EU asks for input on $16-billion Microsoft-Nuance deal

EU asks for input on $16-billion Microsoft-Nuance deal

EU’s antitrust regulator is taking a deeper look into Microsoft’s $16 billion deal for the acquisition of transcription company Nuance communications. The regulator asked customers and competitors to draft a list of concerns, according to a questionnaire seen by Reuters.

The initiative by the regulator was previously unreported and the most extensive outreach conducted by an antitrust authority since the companies announced the acquisition in April, according to someone familiar with the process.

Microsoft declined to give Reuters a comment and Nuance sent no response to a request for comment.

The US and Australian regulators did not contest the deal

The US Department of Justice conducted a minimal review in June and the Australian Competition Commission did the same in October and said they would not contest the deal. The companies filed for approval from the European Commission’s competition bureau last month.

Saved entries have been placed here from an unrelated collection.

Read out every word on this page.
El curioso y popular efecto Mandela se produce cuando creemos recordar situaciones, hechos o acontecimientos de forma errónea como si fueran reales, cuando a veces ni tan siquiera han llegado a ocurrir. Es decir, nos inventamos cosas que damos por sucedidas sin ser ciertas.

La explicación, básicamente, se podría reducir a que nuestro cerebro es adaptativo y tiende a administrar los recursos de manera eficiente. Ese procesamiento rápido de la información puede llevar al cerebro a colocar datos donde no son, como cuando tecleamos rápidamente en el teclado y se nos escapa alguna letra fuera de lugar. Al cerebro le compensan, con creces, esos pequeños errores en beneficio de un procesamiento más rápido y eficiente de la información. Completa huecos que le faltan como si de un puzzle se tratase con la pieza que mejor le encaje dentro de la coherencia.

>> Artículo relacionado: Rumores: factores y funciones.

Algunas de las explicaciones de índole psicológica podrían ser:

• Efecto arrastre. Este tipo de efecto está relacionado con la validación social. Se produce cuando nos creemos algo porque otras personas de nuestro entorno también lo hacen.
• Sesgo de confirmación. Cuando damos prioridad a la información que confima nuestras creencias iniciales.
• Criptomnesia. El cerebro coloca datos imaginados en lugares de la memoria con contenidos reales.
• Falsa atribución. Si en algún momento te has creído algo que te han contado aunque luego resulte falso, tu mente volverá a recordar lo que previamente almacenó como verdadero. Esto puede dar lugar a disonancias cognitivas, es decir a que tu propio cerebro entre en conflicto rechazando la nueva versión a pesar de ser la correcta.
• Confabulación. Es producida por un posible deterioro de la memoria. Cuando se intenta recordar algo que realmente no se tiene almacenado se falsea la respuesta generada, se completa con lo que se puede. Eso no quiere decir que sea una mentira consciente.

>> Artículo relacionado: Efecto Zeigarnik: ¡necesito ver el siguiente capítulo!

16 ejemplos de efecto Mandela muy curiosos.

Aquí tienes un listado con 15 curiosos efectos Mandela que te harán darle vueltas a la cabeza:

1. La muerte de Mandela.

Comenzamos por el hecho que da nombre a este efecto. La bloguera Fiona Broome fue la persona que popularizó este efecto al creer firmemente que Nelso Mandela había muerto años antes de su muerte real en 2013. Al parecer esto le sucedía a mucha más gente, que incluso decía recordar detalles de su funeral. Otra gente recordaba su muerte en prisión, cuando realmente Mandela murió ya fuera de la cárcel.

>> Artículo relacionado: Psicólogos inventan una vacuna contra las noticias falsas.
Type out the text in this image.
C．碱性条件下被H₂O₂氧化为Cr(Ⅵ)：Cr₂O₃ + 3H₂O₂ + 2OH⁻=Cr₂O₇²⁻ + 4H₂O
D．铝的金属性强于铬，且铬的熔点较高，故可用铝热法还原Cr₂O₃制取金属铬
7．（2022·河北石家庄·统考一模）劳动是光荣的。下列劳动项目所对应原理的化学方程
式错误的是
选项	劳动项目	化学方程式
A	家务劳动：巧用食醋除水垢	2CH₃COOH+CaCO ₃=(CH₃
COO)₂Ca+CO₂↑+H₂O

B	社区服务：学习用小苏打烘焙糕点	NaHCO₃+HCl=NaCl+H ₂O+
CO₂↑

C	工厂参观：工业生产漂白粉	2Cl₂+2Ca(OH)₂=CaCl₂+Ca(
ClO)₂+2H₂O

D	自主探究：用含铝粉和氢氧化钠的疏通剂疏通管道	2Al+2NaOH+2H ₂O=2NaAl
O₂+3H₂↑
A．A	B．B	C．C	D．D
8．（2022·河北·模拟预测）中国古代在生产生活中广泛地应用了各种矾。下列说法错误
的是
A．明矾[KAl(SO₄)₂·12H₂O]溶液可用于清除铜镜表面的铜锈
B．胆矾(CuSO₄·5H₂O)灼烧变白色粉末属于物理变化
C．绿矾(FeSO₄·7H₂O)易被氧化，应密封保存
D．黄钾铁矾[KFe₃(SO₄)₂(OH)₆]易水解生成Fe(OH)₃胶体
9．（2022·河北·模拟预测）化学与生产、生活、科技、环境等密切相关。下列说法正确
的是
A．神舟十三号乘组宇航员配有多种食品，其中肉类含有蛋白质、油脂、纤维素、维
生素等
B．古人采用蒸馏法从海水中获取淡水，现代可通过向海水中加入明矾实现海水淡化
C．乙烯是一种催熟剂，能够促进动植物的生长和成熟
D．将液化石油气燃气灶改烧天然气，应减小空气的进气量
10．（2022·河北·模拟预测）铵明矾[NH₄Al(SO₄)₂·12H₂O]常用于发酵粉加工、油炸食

The EU regulator has until the 21st of this month to clear the deal or open a bigger investigation.

The companies had expected to close the deal by the end of this year but announced in November that the timeline could be extended to sometime early next year.

A nuanced matter

The questionnaire seeks to find out if Microsoft and Nuance are competitors and if the acquisition would affect rivals and clients, including whether Microsoft could favor its new acquisition over similar competing services.

Nuance sells transcription technology popular among call centers and doctors with a keen need to automate note-taking.

Microsoft is interested in Nuance, which serves a lot of people, because of its contracts which allow it to use customer data and texts to improve the transcription technology. Big companies (Amazon, Google, Microsoft) have a harder time getting that kind of invasive and creepy access, which could partly explain why Microsoft wants Nuance.